How To Cool 3D-ICs

Tool chains need improvement as chipmakers begin stacking AI chips, increasing the thermal density and unpredictability over time.

popularity

Experts at the Table: Semiconductor Engineering sat down to discuss how to cool 3D-ICs and what’s missing from the tool chain today, with John Ferguson, senior director of product management at Siemens EDA; Mick Posner, senior product group director for chiplet at IP solutions in Cadence’s Compute Solutions Group; Mo Faisal of Movellus; Chris Mueth, new opportunities business manager at Keysight Technologies; and Amlendu Shekhar Choubey, senior director of product management for Synopsys’ 3D-IC compiler platform. To view part one of this discussion, click here and part three here.


L-R: Keysight’s Mueth; Synopsys’ Choubey; Siemens EDA’s Ferguson; Movellus’ Faisal; Cadence’s Posner.

SE: A lot of the 3D-IC designs are one-offs for systems vendors. In many cases they will not be sold commercially, right?

Choubey: Some of it. One thing I’m seeing is that power delivery and thermal can be custom to an application. But we think you can develop platforms where you have the capability to do incremental analysis. Let’s say you’re stacking and you don’t even have RTL. You haven’t even zeroed in on your technology. But you can still have a platform where you can understand, and analyze, and see how your power delivery is going to work, what your TSV or bump planning should be, and then do a pretty early thermal analysis to understand what thermal and mechanical stress are going to be. As they mature RTL, they keep on refining that, which is definitely possible. When I look at the use cases leading the market for electronic design, it’s AI workloads. You need to manage AI on a monolithic die, or even a 2.5D interposer-based design. You have to grow vertically. You have to use all the real estate you have. And one part of the real estate is vertical. The innovators and companies that really want to advance into AI computing will have to take advantage of that. How do we make that possible? That’s the challenge for the ecosystem, for foundries, and for EDA companies. How do you make sure you can manage the whole process so it becomes cost-effective? This is a challenge that needs to be solved. You don’t have a way out of it.
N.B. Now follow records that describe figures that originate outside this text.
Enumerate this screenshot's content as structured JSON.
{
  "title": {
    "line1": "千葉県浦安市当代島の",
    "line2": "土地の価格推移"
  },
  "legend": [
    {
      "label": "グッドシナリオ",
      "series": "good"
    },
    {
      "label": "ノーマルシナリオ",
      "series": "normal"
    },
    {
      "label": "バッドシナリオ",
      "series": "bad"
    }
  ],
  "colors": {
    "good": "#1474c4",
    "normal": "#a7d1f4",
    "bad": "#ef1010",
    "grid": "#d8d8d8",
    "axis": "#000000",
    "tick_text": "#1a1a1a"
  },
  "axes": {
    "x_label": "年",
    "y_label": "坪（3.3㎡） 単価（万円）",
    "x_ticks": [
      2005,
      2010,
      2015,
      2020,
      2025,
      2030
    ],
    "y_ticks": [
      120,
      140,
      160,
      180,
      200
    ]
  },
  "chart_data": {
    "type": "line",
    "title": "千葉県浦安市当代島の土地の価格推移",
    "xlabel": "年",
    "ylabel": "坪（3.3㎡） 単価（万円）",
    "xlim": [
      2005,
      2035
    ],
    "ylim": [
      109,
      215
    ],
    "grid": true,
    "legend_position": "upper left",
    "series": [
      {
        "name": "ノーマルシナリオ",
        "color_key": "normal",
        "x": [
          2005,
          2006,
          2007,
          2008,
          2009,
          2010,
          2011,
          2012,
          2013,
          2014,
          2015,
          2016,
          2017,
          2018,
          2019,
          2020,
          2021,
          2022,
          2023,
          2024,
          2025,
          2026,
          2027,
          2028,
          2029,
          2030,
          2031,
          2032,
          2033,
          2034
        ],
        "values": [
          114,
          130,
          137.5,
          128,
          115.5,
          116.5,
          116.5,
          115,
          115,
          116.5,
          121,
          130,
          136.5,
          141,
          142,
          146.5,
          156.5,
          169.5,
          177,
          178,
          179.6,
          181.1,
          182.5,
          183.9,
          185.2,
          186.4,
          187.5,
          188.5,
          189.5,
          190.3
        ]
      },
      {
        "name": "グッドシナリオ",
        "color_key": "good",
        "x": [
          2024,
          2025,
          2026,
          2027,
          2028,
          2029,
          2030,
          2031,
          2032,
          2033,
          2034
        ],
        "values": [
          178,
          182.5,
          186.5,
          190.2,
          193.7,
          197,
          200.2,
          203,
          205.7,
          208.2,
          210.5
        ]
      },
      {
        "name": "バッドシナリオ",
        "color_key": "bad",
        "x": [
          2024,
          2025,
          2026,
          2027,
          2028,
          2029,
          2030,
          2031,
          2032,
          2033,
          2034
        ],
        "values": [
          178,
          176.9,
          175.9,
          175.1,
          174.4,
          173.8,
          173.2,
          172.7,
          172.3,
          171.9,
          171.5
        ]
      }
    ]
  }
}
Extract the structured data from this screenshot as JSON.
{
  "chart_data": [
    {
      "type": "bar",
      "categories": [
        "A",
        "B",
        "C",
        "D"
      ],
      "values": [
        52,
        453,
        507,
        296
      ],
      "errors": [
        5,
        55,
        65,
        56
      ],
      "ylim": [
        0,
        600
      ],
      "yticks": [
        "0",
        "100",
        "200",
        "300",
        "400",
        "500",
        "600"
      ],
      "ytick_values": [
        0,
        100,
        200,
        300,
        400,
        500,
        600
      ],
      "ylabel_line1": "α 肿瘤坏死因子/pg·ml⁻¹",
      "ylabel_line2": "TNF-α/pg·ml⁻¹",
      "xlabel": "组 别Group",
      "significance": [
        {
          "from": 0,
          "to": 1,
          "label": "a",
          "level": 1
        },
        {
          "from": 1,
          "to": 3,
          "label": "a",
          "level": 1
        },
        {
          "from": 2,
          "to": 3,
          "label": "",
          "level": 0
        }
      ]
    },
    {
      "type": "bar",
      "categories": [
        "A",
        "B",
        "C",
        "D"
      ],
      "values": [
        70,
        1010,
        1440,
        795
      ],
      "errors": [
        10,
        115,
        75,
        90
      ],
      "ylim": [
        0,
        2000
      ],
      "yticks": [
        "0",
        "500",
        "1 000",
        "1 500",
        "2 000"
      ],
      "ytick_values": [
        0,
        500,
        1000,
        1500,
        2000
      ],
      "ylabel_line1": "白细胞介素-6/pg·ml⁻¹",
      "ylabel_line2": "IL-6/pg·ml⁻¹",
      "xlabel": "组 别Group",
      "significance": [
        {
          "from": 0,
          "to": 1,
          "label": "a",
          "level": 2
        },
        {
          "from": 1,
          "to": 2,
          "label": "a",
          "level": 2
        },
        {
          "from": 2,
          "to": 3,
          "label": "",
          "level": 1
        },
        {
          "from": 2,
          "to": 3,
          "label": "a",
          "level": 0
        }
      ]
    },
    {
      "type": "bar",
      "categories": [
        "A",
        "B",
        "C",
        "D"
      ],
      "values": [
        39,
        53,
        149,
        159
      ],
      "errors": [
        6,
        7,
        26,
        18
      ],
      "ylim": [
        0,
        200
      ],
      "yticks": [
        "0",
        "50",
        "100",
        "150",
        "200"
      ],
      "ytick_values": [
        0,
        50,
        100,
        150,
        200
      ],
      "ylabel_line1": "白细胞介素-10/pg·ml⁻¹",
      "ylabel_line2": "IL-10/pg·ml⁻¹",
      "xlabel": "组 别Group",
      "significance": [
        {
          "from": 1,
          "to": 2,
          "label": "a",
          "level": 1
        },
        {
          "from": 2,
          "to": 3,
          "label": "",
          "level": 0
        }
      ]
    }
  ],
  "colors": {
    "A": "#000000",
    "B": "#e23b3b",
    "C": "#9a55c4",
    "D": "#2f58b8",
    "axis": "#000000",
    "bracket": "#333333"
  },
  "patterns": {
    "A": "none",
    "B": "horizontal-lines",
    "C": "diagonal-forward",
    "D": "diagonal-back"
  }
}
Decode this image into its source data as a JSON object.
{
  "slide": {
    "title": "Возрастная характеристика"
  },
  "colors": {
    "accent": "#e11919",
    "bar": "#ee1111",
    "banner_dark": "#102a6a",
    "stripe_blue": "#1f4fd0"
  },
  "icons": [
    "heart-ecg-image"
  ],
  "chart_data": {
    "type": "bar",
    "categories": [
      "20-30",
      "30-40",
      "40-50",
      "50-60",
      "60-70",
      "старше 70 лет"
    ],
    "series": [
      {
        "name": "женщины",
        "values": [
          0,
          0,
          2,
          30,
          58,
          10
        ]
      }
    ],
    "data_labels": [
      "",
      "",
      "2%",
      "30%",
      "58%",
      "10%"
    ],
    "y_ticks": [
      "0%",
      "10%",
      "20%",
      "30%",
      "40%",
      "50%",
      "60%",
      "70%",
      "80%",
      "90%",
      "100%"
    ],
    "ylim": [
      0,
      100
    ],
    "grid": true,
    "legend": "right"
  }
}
Posner: TSMC gets to do that because they’re building everything. The one-size-fits-all is the only way to manage the complexity.

Mueth: You treat it like it’s a new foundry node, in a sense. But you don’t tell the foundry what to do.

SE: So it’s like a new set of restrictive design rules?

Mueth: Yes, with the manufacturing built in.

Choubey: If you look across foundries, there are a few fundamentals emerging. You have your organic interposer, silicon interposer, and bridge technologies, and then you have this wafer-on-wafer kind of thing, which is mostly TSMC right now. But if you look across boundaries, there are three fundamental technologies helping you grow out of the reticle-size box. We can develop an ecosystem around that, which takes these three technologies and makes them more accessible, more cost-effective, and more predictable. That’s where we need to go.

SE: The biggest problem everyone has is thermal density due to the amount of logic being packed in. How do you cool these things? Is it all going to be direct cooling or immersion cooling, or something else?

Ferguson: All of the above. You have micro-coolers. There are thermal interposers, but then you have to watch out for CTE mismatches. And there is convection, where you can get it. It’s anything and everything.

Choubey: It depends on how much power you’re burning and what kind of cooling you will need. But that part of the technology also will have to progress along with the process part.

Ferguson: Another aspect is different materials that can transport the heat more effectively, like ceramics and glass substrates. They’re not popular yet, because they’re not really ready, but everyone is excited about the prospects.

Faisal: There’s another side to this. As a designer, I can try to measure and correct for the thermals, or I can predict. I foresee a pretty major effort from everybody who cares about this problem trying to predict the thermals. This is an aftereffect of the chip trying to run faster. There are earlier lead measures that are available to indicate the thermals. That’s going to become very important. If I wait for the chip to heat up, and then measure and take action, it’s already too late. I’m already multiple seconds past the event that caused the thermal. But there are things you can do in the chip to be able to predict where the temperature is going to be many seconds later. What are the actions I can take now so that I never get there, or I take action before I get there?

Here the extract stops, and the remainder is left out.